1.2. The Fourier Basis (The Eigenbasis)
The Fourier Transform proposes a different basis: \(\{u_0, u_1, u_2, u_3\}\). In classical signal processing, these basis vectors are sampled complex exponentials.
For \(N=4\), the basis vector \(u_k\) corresponding to frequency \(k\) is:
\[u_k(n) = \frac{1}{\sqrt{N}} e^{i \frac{2\pi}{N} k n}\]Let’s write them out explicitly:
-
\(u_0\) (DC component / Zero frequency): \(u_0 = \frac{1}{2} [1, 1, 1, 1]^T\) (Constant, perfectly smooth).
-
\(u_1\) (Low frequency): \(u_1 = \frac{1}{2} [1, i, -1, -i]^T\)
-
\(u_2\) (High frequency / Nyquist): \(u_2 = \frac{1}{2} [1, -1, 1, -1]^T\)
-
\(u_3\) (Conjugate of \(u_1\)): \(u_3 = \frac{1}{2} [1, -i, -1, i]^T\)
Checking Orthonormality
These vectors form an orthonormal basis. For example, the inner product of \(u_0\) and \(u_2\):
\[\langle u_0, u_2 \rangle = u_0^H u_2 = \frac{1}{4} (1\cdot1 + 1\cdot(-1) + 1\cdot1 + 1\cdot(-1)) = 0\]And the norm:
\[\| u_0 \|^2 = \frac{1}{4} (1+1+1+1) = 1\]1.3. The Decomposition (The Transform)
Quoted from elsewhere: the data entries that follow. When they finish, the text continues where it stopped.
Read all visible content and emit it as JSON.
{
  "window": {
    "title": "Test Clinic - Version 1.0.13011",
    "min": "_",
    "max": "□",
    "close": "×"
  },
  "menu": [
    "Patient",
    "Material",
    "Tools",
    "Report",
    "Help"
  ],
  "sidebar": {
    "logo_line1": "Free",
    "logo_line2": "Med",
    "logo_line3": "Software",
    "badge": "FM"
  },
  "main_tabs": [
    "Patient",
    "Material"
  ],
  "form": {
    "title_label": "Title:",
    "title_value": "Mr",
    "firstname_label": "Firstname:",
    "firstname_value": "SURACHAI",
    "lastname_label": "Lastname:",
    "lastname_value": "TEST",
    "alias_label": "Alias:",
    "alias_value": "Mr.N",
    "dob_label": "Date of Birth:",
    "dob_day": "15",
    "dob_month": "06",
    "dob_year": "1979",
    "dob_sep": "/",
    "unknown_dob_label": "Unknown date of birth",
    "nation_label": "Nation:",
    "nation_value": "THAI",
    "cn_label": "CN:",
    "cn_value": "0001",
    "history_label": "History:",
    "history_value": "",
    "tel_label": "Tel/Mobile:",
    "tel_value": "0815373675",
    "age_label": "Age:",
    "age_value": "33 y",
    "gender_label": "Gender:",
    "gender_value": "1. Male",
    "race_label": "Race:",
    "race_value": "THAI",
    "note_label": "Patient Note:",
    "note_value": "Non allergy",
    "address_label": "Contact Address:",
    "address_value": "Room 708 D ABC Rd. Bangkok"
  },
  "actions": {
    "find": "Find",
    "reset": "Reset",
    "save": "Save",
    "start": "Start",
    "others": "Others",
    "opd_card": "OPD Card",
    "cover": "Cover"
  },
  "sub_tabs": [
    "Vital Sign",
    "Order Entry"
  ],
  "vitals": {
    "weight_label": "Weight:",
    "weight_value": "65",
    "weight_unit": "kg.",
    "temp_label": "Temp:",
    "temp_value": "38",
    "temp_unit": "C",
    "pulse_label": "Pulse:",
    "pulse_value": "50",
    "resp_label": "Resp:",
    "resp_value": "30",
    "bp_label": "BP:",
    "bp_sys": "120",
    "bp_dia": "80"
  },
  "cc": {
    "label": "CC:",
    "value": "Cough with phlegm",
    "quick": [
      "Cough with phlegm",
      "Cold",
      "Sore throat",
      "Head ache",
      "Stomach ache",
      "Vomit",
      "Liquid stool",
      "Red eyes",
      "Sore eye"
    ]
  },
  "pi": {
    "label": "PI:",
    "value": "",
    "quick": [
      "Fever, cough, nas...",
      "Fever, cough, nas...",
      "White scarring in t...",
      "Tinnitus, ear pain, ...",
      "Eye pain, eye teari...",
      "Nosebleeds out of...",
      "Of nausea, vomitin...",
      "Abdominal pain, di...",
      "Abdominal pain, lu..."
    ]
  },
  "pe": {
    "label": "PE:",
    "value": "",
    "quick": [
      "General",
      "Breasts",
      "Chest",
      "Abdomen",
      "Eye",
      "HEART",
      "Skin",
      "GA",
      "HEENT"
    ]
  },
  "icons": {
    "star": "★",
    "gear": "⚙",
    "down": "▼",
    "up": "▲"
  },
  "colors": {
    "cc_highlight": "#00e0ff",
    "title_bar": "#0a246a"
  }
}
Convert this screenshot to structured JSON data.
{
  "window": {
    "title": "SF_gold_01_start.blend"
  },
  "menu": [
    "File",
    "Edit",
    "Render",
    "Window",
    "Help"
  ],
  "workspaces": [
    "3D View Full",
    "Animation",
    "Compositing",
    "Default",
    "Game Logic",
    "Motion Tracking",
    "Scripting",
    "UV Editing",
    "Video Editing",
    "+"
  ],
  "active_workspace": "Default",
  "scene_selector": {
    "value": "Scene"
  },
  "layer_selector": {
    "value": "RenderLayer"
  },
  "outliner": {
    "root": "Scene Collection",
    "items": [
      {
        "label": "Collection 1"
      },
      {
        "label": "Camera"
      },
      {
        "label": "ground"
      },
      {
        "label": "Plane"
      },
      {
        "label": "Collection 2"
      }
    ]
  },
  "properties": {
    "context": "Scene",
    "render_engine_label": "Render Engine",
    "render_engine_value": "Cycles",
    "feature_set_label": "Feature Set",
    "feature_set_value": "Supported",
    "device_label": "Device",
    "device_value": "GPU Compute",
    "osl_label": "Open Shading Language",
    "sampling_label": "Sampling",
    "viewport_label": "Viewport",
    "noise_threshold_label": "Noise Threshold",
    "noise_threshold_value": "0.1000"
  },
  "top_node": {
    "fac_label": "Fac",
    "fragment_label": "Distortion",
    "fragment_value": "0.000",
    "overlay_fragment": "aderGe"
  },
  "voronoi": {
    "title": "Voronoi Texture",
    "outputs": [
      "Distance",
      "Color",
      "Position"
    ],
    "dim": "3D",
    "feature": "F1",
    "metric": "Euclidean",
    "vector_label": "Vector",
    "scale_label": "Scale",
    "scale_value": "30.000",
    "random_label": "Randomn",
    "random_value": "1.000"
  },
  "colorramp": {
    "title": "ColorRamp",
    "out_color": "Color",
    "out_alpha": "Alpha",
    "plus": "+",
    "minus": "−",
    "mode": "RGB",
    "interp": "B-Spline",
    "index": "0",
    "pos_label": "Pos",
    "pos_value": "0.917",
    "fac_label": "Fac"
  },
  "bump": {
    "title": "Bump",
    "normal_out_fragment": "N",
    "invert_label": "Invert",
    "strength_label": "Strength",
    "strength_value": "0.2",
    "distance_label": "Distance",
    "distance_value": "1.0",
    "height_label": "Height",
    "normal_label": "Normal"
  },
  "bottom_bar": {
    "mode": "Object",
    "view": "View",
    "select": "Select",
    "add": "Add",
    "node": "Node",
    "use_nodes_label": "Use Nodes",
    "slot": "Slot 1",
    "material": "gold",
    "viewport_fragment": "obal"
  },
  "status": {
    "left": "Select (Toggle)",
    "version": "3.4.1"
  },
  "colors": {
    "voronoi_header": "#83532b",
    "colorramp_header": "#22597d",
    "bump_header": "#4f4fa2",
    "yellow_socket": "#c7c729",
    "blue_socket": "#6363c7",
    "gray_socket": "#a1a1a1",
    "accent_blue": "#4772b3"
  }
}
The Fourier Transform is simply the projection of the signal \(x\) onto these basis vectors. \(\hat{x}_k = \langle x, u_k \rangle = u_k^H x\)
Calculating the coefficients for our signal \(x = [1, 1, 0, 0]^T\):
- \(\hat{x}_0\) (DC): \(\frac{1}{2} [1, 1, 1, 1] \cdot [1, 1, 0, 0]^T = \frac{1}{2}(2) = 1\)
- \(\hat{x}_1\): \(\frac{1}{2} [1, -i, -1, i] \cdot [1, 1, 0, 0]^T = \frac{1}{2}(1 - i)\)
- \(\hat{x}_2\): \(\frac{1}{2} [1, -1, 1, -1] \cdot [1, 1, 0, 0]^T = \frac{1}{2}(0) = 0\)
- \(\hat{x}_3\): \(\frac{1}{2} [1, i, -1, -i] \cdot [1, 1, 0, 0]^T = \frac{1}{2}(1 + i)\)
The Spectrum of the signal is the vector \(\hat{x} = [1, \frac{1-i}{2}, 0, \frac{1+i}{2}]^T\).
2. The Laplacian Connection
In the classical 1D example above, the basis vectors \(u_k\) are not arbitrary. They are the eigenvectors of the 1D Laplacian operator.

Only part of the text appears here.